Tether may be under investigation by the SEC. This was revealed by The New Republic journalist Jacob Silverman.
Suspicion of an ongoing SEC investigation into Tether
Jacob Silverman has filed a FOIA request with the SEC, which stands for the Freedom of Information Act. This is a request in which a private citizen can request information about a particular company. But the response he received from the SEC was surprising:
“We are withholding records that may be responsive to your request under 5USC 552 (b)(7)(A). This exemption protects from disclosure records compiled for law enforcement purposes, the release of which could reasonably be expected to interfere with enforcement activities. Since Exemption 7A protects the records from disclosure, we have not determined if other exemptions apply. Therefore, we reserve the right to assert other exemptions when Exemption 7A no longer applies”.
The article that is cited to justify the non-disclosure of the requested information about Tether Operations Limited reads as follows:
“This section does not apply to matters that are records or information compiled for law enforcement purposes, but only to the extent that the production of such law enforcement records or information (A) could reasonably be expected to interfere with enforcement proceedings”.
This denial, along with the cited reasoning, suggest that the SEC is somehow investigating Tether, though it is unclear for what.
Tether: “We constantly work with regulators”
This is just a hypothesis, but there is no certainty that the SEC has actually opened an investigation into Tether.
Questioned on the subject by The Cryptonomist, Tether has not confirmed any investigations by the SEC, but explained that they are constantly working with the authorities:
“We constantly work with regulators and law enforcement around the world and we collaborate on many aspects regarding the broader digital asset industry”.
Tether under observation
Jacob Silverman was conducting an investigation into Tether to clarify certain aspects of the largest stablecoin by capitalization.

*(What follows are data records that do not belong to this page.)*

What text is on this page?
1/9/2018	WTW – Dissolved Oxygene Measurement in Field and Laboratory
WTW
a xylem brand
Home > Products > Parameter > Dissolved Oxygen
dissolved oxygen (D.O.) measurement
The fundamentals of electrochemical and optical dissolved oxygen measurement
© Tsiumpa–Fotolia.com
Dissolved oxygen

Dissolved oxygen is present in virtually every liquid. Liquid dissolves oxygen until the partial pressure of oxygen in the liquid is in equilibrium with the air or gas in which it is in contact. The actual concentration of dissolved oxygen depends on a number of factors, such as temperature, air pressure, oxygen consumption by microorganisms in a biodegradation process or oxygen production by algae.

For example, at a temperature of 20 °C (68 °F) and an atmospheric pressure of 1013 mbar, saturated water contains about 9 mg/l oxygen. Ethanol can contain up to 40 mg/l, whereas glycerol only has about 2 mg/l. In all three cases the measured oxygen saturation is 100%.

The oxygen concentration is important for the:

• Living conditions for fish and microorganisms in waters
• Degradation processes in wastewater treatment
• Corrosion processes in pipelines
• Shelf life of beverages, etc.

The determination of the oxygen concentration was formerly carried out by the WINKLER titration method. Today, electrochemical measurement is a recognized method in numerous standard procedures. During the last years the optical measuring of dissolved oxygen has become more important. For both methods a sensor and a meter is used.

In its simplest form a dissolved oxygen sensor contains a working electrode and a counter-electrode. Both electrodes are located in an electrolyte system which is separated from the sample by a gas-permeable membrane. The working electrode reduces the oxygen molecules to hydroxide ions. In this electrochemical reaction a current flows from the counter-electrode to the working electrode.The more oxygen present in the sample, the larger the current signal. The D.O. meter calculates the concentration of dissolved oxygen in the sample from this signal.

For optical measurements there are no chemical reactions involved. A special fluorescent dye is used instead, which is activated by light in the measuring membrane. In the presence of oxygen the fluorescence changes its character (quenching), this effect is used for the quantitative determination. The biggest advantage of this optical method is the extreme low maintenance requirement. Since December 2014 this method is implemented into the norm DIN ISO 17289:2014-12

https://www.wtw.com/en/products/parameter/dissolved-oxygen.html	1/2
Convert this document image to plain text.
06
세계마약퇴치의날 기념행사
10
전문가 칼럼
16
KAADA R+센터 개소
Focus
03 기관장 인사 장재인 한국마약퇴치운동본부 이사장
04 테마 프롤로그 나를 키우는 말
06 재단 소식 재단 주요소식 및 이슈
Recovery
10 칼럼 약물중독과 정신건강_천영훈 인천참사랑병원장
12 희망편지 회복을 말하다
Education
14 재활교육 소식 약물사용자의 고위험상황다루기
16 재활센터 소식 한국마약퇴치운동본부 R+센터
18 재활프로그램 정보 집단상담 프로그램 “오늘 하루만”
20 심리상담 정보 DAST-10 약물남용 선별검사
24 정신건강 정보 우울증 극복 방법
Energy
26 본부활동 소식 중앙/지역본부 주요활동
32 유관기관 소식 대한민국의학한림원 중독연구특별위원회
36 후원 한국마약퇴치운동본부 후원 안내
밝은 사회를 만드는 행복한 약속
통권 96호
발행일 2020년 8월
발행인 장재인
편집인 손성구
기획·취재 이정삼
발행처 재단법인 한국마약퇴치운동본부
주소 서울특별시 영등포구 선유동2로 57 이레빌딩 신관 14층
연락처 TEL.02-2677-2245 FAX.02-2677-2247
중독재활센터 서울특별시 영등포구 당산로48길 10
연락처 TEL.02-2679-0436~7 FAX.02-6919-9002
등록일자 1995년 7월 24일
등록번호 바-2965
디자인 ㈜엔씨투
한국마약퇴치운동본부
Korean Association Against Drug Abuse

It is precisely the explosive growth of USDT’s market cap that has brought much attention to it.
Remarkably, in another FOIA request dated February, the SEC replied that it had no material to share. Just over six months later, the SEC admits that it does have materials on Tether, but that it cannot disclose them. This shows that the authority has been collecting information, a sign that it has been monitoring Tether for a few months now.
This has happened despite the fact that Tether has made its reservations public in the past months, thus providing the transparency that was required.
It now remains to be seen whether or not there is actually an investigation going on.